Shape The shape of the distributions is not clear from the dot plots but appears to be unimodal as would be expected and maybe slightly skewed to the right as indicated by the box plots. To get a more accurate view, we would need to increase the sample size.

Shape OR The sample distribution for the boys’ foot lengths is roughly symmetrical with a mound around 24 to 27cm, i.e., unimodal The sample distribution for the girls’ foot lengths shows a large mound around 22 to 24 cm.

Shape I wonder if boys’ and girls’ foot length distributions back in the two populations are roughly symmetric and unimodal. I expect so for a body measurement such as foot length for both girls and boys.

Unusual value I notice one of the girls has a foot length (15cm) far smaller than any other girl I worry that this may be a mistake. It could be a measurement or recording mistake or perhaps this girl is much younger than 13 years. I wouldn’t expect a 13 year-old girl to have a foot size this small. I need to check her other measurements such as age, height etc. to further investigate this extreme value.

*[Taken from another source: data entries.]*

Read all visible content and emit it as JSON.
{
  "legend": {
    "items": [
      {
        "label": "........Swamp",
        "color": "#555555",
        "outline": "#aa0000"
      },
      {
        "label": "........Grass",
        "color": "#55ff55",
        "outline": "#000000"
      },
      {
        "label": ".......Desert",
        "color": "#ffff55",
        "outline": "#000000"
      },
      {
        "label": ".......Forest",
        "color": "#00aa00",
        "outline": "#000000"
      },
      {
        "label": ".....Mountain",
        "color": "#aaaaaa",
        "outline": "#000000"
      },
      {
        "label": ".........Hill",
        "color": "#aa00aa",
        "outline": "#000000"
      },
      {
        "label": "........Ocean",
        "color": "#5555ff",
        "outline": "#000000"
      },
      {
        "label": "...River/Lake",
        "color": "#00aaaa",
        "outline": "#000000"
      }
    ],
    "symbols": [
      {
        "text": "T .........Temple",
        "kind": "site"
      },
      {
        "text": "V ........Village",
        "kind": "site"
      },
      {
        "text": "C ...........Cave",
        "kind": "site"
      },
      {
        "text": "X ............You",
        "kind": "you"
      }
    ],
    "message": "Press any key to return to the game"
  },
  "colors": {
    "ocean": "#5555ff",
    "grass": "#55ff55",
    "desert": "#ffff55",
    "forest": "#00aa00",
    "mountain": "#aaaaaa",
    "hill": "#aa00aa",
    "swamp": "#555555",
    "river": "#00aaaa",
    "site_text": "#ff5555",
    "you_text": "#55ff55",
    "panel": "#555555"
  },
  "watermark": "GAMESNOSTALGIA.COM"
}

Gaps and clusters I notice the dots are stacked on whole numbers. This is because the foot lengths are measured to the nearest cm.

Gaps and clusters There is a gap in the girls’ group at 28cm and gaps in the boys’ group at 22 and 29cm.

Gaps and clusters Boys’ and girls’ foot length distributions back in the two populations would not have gaps at these same values. The gaps are in the sample due to the small size of the sample.

Sampling If a new random sample of year-old boys and a new random sample of year-old girls were taken I would expect the plots to look different because of sampling variability. With these sample sizes, I would expect each IQR spread to change slightly and that each box would be slightly further down or up the scale.

I wonder: if I repeated this sampling process many times the boys’ foot lengths would, just about always, be shifted further up the scale than the girls’ if boys tend to have a greater foot length than girls back in the two populations if the median foot length of boys really is greater than that of girls back in the two populations

Conclusion I notice that the distance between the medians is greater than 1/3 of the “overall visible spread”

Conclusion I am going to claim that the right foot lengths of 13 year- old New Zealand boys tend to be longer than the right foot lengths of 13 year-old New Zealand girls back in the two populations. I am prepared to make this call because, in my data, the distance between the boys’ and the girls’ median foot lengths is big relative to the overall visible spread. To make this call, with sample sizes of around 30, the difference between the two foot length medians needs to be more than about 1/3 of the overall visible spread. This is true for my data.

Conclusion I don’t believe that the pattern in my data of the boys tending to have longer foot lengths than the girls is just due to who happened to be randomly selected in the girls’ group and who happened to be randomly selected in the boys’ group, i.e., I don’t believe this data pattern has just happened by chance. I am prepared to claim that this pattern in the data is real, i.e., that this pattern persists back in the two populations.

Notes: We use ‘… right foot length …’ because the investigative question asks about the right foot length.

Notes: Using statistics there is always the possibility that the calls (decisions) that we make are wrong, i.e., we are making calls in the face of uncertainty. For example, we want to make a call on who tends to be taller (back in the two populations), 13 year-old boys or 13 year-old girls. We may make the call that it’s 13 year-old boys when in fact it’s girls who tend to be taller. Or, we may not want to make a call even though boys tend to be taller than girls..

Explanatory I expected that boys tend to have bigger feet than girls back in the populations and the information I collected (my data) supports this belief. I can’t think of any other factor which can explain the difference in foot size other than gender.

Notes: In this explanatory element we ask ourselves if our conclusion makes sense with what we know, i.e., whether our contextual knowledge matches our conclusions. We must try to think of other factors which may lead to alternative explanations when measuring foot lengths. These suggestions should also be present in the conclusion.